The TransUnion Case and the Lochnerization of Standing Doctrine

by Matthew Tokson

Privacy Twitter was abuzz on Friday with laments about the effects of TransUnion LLC v. Ramirez. In TransUnion, a class of plaintiffs who'd been erroneously flagged as potential terrorists by a credit reporting agency sued for damages. In a 5-4 decision, the Supreme Court held that plaintiffs who could not prove that their terrorist designation had been reported to third parties could not sue, because they lacked a "concrete" injury under the Court's standing doctrine. That Congress had passed a law permitting individuals to sue credit agencies that fail to use reasonable procedures to ensure the accuracy of their credit reports did not matter. Congress could grant plaintiffs a legal right, and that right had clearly been violated by TransUnion, but the Court would not recognize standing in the absence of a concrete injury. 
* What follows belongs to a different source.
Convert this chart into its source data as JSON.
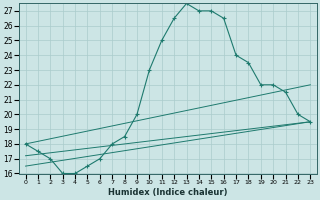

The TransUnion decision is likely disastrous for privacy plaintiffs in future cases because it sharply limits the ability of plaintiffs to sue based on the risk of future harms. Privacy harms are often difficult to demonstrate concretely, and frequently rely on assertions of future risks. Congressional recognition of privacy and data security harms is likely the best path forward for establishing robust protections for consumer privacy. But the Supreme Court's ever-more-aggressive interpretations of standing doctrine may thwart Congress's ability to protect consumer privacy or meaningfully enforce existing protections.

At first glance, the impact of TransUnion might appear to be limited. The plaintiffs defined their class based on a 7-month period, and stipulated that the terrorist designations of thousands of class members had not been shared with third parties during that 7-month period. But plaintiffs also noted that this information was potentially inaccurate for at least 46 months, and so it was possible that the class members had been flagged as potential terrorists to third parties. Indeed it was likely, because all class members had requested copies of their credit reports, which consumers usually only do when their credit reports are about to be shared with others. The Court noted that this was a "serious argument" but ultimately rejected it, concluding that the plaintiffs had the burden of demonstrating actual harm or at least "a serious likelihood of disclosure." This remarkably high bar to plaintiffs with risk-based harms has the potential to wipe out large swaths of meritorious privacy and other consumer lawsuits. Information technology or consumer data companies may have relatively little to fear if their tortious mishandling of consumer data creates harms that are difficult to trace. And 'difficult to trace' describes many or most data security and privacy harms. For example, in 2013, the Court dismissed a lawsuit seeking an injunction against a government surveillance program in Clapper v. Amnesty International. The majority held that the plaintiffs lacked standing because they couldn't prove they would be spied on--yet there was no realistic way for the plaintiffs to determine who had been spied on after the fact, because that information would likely never be disclosed. The difficulty of documenting privacy harms can be a substantial or even insurmountable obstacle to privacy protection.  

The larger tragedy of TransUnion is that it relies on an Article III standing doctrine that has been thoroughly Lochnerized--stretched far beyond any plausible formal foundation and employed to thwart legislatures and protect corporate interests. The standing requirements established in 1992's Lujan v. Defenders of Wildlife have no basis in the Constitution's text, which permits federal courts to hear "all Cases...arising under...the Laws of the United States." As to history, the standard account of the origins of modern standing doctrine characterizes it as a political football, used first by New-Deal progressives and later by conservatives to serve particular policy ends. Justice Thomas's lead dissent notes, by contrast, that there's ample historical pedigree for legislatures creating new individual rights (copyrights, patent rights, statutory property rights, etc.) that provide standing in federal court. 

Of course, this is hardly the end of the inquiry. Judge-made, common-law constitutional doctrines are ubiquitous in U.S. law, and the holdings of Lujan and the earlier precedents on which it stands are at least related to coherent prudential standing concepts. The idea that only people with some personal interest in a case or controversy should be able to sue is defensible on policy grounds, even if it's not supported by the constitutional text. But the class plaintiffs in TransUnion had a unique, personal interest in their case, because TransUnion had flagged them as potential terrorists. And in any event Congress passed a law allowing consumers to sue when their credit reports were inaccurate due to the negligence of credit agencies. There was no reason in policy, precedent, history, or text to deny these plaintiffs their day in court. There was only the modern Court's apparent antipathy toward consumer plaintiffs.

The silver lining here, to the extent there is one, is that federal statutory claims barred in federal court under Article III standing doctrine can still be brought in state court. The practical upshot of TransUnion appears to be that suits against credit reporting companies for risk-based harms will be heard in state courts, with defendants unable to seek removal. To what extent state courts will provide an adequate substitute forum for class action suits like the one in TransUnion remains to be seen. Regardless, the strange consequences of Lochnerized federal standing doctrine provide another good reason for the Court to revisit, and ultimately reverse, its recent standing decisions.